Baker has made a lot of headway with MA plans by escalating problems to CMS (see box below). For example, when MA plans disagree with a diagnosis, they downgrade MS-DRGs by removing a complication and comorbidity (CC) or major CC. In response, Baker asked CMS whether the MA plans reported the diagnosis changes so their own risk scores could be adjusted. After Baker raised the risk adjustment issue to CMS, “we got a group of claims overturned,” he said. “Risk scoring is way off.” CMS has been conducting risk adjustment data validation audits of MA plans, and the Department of Justice in February joined a False Claims Act lawsuit against UnitedHealthcare that alleges the MA company exaggerated patients’ risk factors to increase reimbursement.

One caveat about complaining to CMS: it only intervenes when hospitals don’t have a contract with an MA plan. Otherwise, CMS defers to contract terms, McGraw said.

Appealing for Patients Requires Authorization

Meanwhile, Baker also has seen improvement by going directly to the source—the MA plan—with help from the American College of Physician Advisers and South Carolina Hospital Association. “We now have friends at Humana. I never thought I would say this,” Baker remarked, noting the MA plan has a new regional medical director who “has been extremely helpful.” Humana also has a corporate compliance department that addresses CMS complaints.

His hospital also appeals claims on behalf of patients. This is a powerful strategy that’s underappreciated by hospitals, McGraw says. Unless they negotiate better terms in their MA contracts, hospitals typically have one level of appeal. But patients in MA plans have an internal grievance process and then the same five levels of appeal that hospitals and beneficiaries enjoy under traditional Medicare, McGraw says. “If you’re a provider, it’s internal review only,” he says. “But patients have the five steps of the Medicare process in Medicare Advantage plans.”

‘Soft Approach’ Is Recommended

The catch: Hospitals need patients’ authorization to appeal payment denials on their behalf. This isn’t a big deal, however. McGraw said they just have to ask patients to sign authorized representative forms, which can be added to existing registration or discharge forms. Self Regional Healthcare asks patients for authorization on admission paperwork and hasn’t gotten pushback from anyone, Baker said.

Asking patients to authorize the hospital to appeal claim denials on their behalf usually requires a soft approach, McGraw said. When hospitals don’t get authorization upfront, they may ask for it in a post-discharge letter. “We talk about the hospital service to the community, and inform the patient that the insurance company in its infinite wisdom has deemed the stay medically unnecessary or changed the diagnosis that the doctor selected, which we disagree with, and that we would like to appeal on the member’s behalf,” he said. “Often your language is about your caring for your patient, and hopefully the patient had a good experience at the hospital. But not everyone does, so you might want to check out whether they were a satisfied patient before you send it out.” Include a stamped, self-addressed envelope and keep the letter to one page, McGraw advised.

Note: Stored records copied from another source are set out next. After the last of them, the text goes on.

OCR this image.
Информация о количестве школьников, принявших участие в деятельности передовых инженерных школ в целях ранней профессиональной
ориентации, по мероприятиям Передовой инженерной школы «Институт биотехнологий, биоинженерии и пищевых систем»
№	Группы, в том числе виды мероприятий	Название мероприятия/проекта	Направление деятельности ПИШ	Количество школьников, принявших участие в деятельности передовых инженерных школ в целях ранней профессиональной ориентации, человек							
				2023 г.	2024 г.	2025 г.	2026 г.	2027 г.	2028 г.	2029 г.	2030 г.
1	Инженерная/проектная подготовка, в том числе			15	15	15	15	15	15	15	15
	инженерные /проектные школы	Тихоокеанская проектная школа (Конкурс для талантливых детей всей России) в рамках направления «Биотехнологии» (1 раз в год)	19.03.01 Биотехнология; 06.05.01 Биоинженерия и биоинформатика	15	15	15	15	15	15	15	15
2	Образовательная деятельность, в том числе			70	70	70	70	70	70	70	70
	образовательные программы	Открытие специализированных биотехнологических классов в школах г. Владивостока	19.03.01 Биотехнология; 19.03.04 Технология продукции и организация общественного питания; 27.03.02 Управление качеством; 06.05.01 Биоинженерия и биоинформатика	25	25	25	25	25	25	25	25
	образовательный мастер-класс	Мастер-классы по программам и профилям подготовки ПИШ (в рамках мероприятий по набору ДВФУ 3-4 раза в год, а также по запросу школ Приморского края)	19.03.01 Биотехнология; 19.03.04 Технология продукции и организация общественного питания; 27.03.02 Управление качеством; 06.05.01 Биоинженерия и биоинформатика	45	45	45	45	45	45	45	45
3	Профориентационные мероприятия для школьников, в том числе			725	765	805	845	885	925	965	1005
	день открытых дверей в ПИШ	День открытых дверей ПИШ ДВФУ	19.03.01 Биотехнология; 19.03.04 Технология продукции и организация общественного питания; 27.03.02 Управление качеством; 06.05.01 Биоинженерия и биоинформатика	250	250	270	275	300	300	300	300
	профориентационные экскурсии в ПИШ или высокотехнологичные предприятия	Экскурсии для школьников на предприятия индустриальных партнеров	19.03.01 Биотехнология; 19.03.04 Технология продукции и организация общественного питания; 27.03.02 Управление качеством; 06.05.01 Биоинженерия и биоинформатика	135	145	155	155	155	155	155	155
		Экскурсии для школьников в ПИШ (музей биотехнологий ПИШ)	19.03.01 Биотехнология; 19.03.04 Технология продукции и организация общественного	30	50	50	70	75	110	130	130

Whether hospitals do it upfront at registration or after the fact, this is pretty easy. “I don’t understand why hospitals aren’t doing it,” McGraw said. Even when they have the form in place, they don’t tend to pursue appeals on behalf of patients.

They think it’s too burdensome, but it’s the same appeal they file on their own behalf, plus an address change. Each MA plan may have its own authorization form, so hospitals must make sure they use the correct one, McGraw said. The forms are different from consent to treat and assignment of benefits forms.

Appealing on patients’ behalf should be part of hospitals’ payer dispute management approach, an organized method for protecting their MA payments that begins with the contract terms and takes them straight through the appeals process, McGraw said. The contract should set forth the levels of internal appeal, the time frame for submitting medical records and receiving a response, the name of the medical director and all the other details required for the hospital to manage its denials and appeal rights. “You will get denials whether or not they repeal Obamacare,” he said.